Seit der Flüchtlingswelle sind die Chancen groß, dass die Entwicklungspolitik tatsächlich zur Chefsache wird, und einige sprechen gar von einem Marshallplan. Warum aber stellt niemand die Frage, warum wir nach einer  Summe von annähernd einer Billion US-$, die seit den sechziger Jahren allein Afrika zugute gekommen ist, vor einer Situation stehen, in der ein Marshallplan gefordert wird? Hilft viel Geld wirklich viel? 

Tatsache ist, dass Insider hinter vorgehaltener Hand zu erkennen geben, dass es bereits heute nicht genügend Projekte für das vorhandene Geld gibt. Projekte,  auch wenn sie noch so gut gemeint sind, benötigen eine sensible Planung und Vorbereitung, und das braucht Zeit und kann nicht mit der Gießkanne erfolgen, vor allem, wenn in einem Land eine korrupte Verwaltung herrscht,

Experten werden aber darauf  hinweisen, dass sich in 55 Jahren Entwicklungszusammenarbeit die Zahl der Analphabeten und die Kindersterblichkeit reduziert, die Lebenserwartung erhöht und sich Wasser- und Stromversorgung verbessert haben. Das ist auch tatsächlich so und es wäre unfair, das nicht auch den Entwicklungsbemühungen der reichen Staaten zuzurechnen. Aber vielleicht wären diese Fortschritte auch erzielt worden, wenn es Entwicklungszusammenarbeit nicht gegeben hätte, weil die Regierungen dieser Länder dann gezwungen gewesen wären, selbst mehr Geld in die Entwicklung zu stecken und weniger Waffen zu kaufen? Der Rückzug des Westens aus Somalia hat allerdings gezeigt, dass auch das Gegenteil passieren kann, deshalb sollten wir vorsichtig mit vorschnellen Folgerungen sein. Wir sollten auch zugestehen, dass Entwicklungszusammenarbeit zur Stabilisierung vieler Regionen beigetragen hat. Rimbert Hemmer, einer der Altväter der deutschen Entwicklungswissenschaften, spricht von einem Mikro-Makro-Paradoxon: Trotz vieler guter und erfolgreicher Projekte im Mikrobereich ist es nicht gelungen, diese Länder insgesamt aus der Armut herauszuführen.
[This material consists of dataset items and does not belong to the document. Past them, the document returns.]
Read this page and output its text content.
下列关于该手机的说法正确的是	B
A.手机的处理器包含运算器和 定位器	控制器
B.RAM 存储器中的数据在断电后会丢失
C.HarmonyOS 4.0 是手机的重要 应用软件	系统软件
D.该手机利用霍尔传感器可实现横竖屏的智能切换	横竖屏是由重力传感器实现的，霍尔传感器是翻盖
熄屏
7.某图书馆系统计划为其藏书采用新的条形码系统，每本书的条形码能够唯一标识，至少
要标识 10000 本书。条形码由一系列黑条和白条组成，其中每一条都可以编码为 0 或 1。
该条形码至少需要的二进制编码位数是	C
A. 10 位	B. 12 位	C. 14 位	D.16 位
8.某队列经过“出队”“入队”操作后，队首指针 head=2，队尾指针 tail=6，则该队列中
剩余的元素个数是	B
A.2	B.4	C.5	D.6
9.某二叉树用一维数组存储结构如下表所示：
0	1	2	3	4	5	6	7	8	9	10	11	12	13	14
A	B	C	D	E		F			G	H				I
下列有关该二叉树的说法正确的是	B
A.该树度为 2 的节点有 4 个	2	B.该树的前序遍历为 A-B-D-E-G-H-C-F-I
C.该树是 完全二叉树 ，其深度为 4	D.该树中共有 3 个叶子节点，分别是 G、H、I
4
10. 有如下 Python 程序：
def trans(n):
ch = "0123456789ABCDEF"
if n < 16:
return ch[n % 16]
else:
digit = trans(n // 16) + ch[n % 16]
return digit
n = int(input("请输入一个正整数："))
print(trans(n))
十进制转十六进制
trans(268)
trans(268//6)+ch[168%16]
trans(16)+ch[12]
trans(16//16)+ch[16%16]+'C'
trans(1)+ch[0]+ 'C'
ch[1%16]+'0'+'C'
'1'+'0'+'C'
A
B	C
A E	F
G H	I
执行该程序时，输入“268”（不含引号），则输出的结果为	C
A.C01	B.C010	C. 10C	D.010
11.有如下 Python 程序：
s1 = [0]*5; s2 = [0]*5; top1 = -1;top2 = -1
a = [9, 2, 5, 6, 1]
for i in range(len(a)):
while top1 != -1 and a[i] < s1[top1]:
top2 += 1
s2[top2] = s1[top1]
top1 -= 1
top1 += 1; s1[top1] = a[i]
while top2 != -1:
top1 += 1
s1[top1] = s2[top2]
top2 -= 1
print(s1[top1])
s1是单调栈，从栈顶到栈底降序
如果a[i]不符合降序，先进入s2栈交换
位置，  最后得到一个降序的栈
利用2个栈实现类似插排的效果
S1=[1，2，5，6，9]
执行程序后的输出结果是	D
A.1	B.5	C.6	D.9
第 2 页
Anders ausgedrückt: Entwicklungshilfe beschränkt sich auf Reparaturen an der Schiffsmaschine, ohne zu fragen, wohin der Kapitän das Schiff steuert. 

Während kein Fall bekannt ist, wo viel Geld viel geholfen hätte, gibt es stattdessen eine Reihe von Negativbeispielen in rohstoffreichen Ländern wie Nigeria, Kongo oder auch Angola, deren Einnahmen aus Rohstoffexporten das zig-fache der Entwicklungsgelder betragen und deren Entwicklung dennoch alles andere als positiv verlaufen ist. Beispielsweise betrugen im Jahr 2014 Nigerias Öleinnahmen 85,6 Milliarden US-$, die Migrantenüberweisungen etwa 20 Milliarden, dem standen  Entwicklungsgelder in Höhe von US-$ 2,5 Mrd. gegenüber (Welbankdatenbank). Obwohl Nigeria damit eines der Länder ist, die –warum auch immer- am meisten Entwicklungsgelder erhalten, sind diese Mittel im Vergleich zu den Einnahmen aus dem Ölgeschäft unbedeutend. Trotzdem ist Nigeria noch ein armes Land und in dieser Situation befinden sich viele rohstoffreiche Entwicklungsländer. Auch in den Kongo fließen enorm hohe Summen für Rohstoffexporte, die allen möglichen Gruppierungen, aber nicht den Menschen im Land zugute kommen. Nimmt man das ölreiche Angola noch hinzu, dann lebt in diesen rohstoffreichen drei Ländern fast ein Drittel der Einwohner Afrikas südlich der Sahara. Erdöl, Gas, Gold, Kupfer, Kobalt, Coltan sind Rohstoffe, mit denen aber auch viele andere Länder Afrikas reich gesegnet sind

Einige Experten (z.B. Easterly) sehen in Afrika südlich der Sahara sogar einen negativen Zusammenhang zwischen Entwicklungsgeldern und Wachstum: Hier kommt es allerdings darauf an, welchen Zeitraum man zugrunde legt. Insgesamt, also etwa vom Durchschnitt der sechziger und siebziger Jahre verglichen mit heutigen Daten  kommt man aber zu dem erstaunlichen Ergebnis, dass sich pro Kopf die Hilfsgelder in Relation zu den Einkommen etwa verzwölffacht haben, während das Wirtschaftswachstum eher nach unten ging.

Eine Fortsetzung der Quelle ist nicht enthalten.